Industry research bears out these sentiments. For example, 69% of respondents to the 2022 Renter Preference Survey Report said they referenced property ratings and reviews in their most recent rental-home search, while 79% said ratings and reviewed stopped them from visiting specific properties.

Recent reviews and an active, updated Google Business Profile can help place communities in the Google Local 3-Pack and rank them higher than competitors in search engine results. In fact, according to search marketing research groups Redshift and Moz, 15% of the ranking factors that determine whether you get into the “Local 3-Pack” — the listing of three businesses you see first in the results of searches using keywords — come from the quantity, quality, recentness and response to reviews. About 25% of the weight of your Local 3-Pack ranking signal comes from your Google Business Profile, so it’s important to optimize and maintain it.

Here are a few tips from LAPMG and other experts on the best ways to, as Kings III puts it, “use reputation management to put your best face forward.”

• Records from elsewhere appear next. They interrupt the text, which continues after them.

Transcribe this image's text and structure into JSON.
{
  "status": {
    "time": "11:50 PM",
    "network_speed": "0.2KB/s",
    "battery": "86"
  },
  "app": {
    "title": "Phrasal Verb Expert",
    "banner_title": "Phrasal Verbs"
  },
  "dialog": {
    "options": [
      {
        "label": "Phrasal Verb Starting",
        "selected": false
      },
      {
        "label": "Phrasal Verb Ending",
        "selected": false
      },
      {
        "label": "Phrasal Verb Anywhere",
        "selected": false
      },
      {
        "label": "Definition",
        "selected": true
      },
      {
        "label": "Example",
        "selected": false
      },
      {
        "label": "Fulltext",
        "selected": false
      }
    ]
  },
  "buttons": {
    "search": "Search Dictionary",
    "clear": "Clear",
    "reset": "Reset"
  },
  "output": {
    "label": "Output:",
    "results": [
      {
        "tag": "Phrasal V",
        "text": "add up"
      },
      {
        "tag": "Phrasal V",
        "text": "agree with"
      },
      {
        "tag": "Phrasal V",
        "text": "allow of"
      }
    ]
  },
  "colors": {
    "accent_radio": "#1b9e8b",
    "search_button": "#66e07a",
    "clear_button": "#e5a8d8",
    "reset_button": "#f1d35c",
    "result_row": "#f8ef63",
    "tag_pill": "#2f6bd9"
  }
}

  • Keep attuned to your residents by regularly engaging with them. This keeps you up on issues before they become problems that end up being posted online. Bozzuto Management Company, for example, uses regular resident surveys to address concerns before they turn into negative reviews.
  • Encourage residents to write positive reviews about their experience in their community. Replace old reviews on your website with more recent ones from current residents.
  • Avoid incentivizing reviews with money, rent discounts or other offerings, a practice that can provoke penalties from review sites and search engines and almost certainly won’t fool prospective residents.
  • Be responsive to negative reviews. Show that you take criticism seriously and maturely. In many cases, you might be able to reach out to the person privately to understand and possibly solve the issue. If the resident is subsequently satisfied, you could ask if they would be willing to update the review. Get more tips for responding to both negative and positive reviews.
  • Improve your search ranking by writing relevant, engaging blog posts and social media content.
  • Differentiate your community from other options, perhaps with a unique amenity or exceptional resident service experience. Consider onsite parties or other special events; one example is Bozzuto’s annual Resident Appreciation Day.

“Property management and online reputation is all about relationships,” Gretchen Walker, agency manager west for REACH by RentCafe, told Multi-Housing News. “Make sure you provide top-notch customer service the entire time — from scheduling a tour to signing a lease, moving in, submitting maintenance requests and, especially, the moveout process. That’s really the key to your successful reputation.”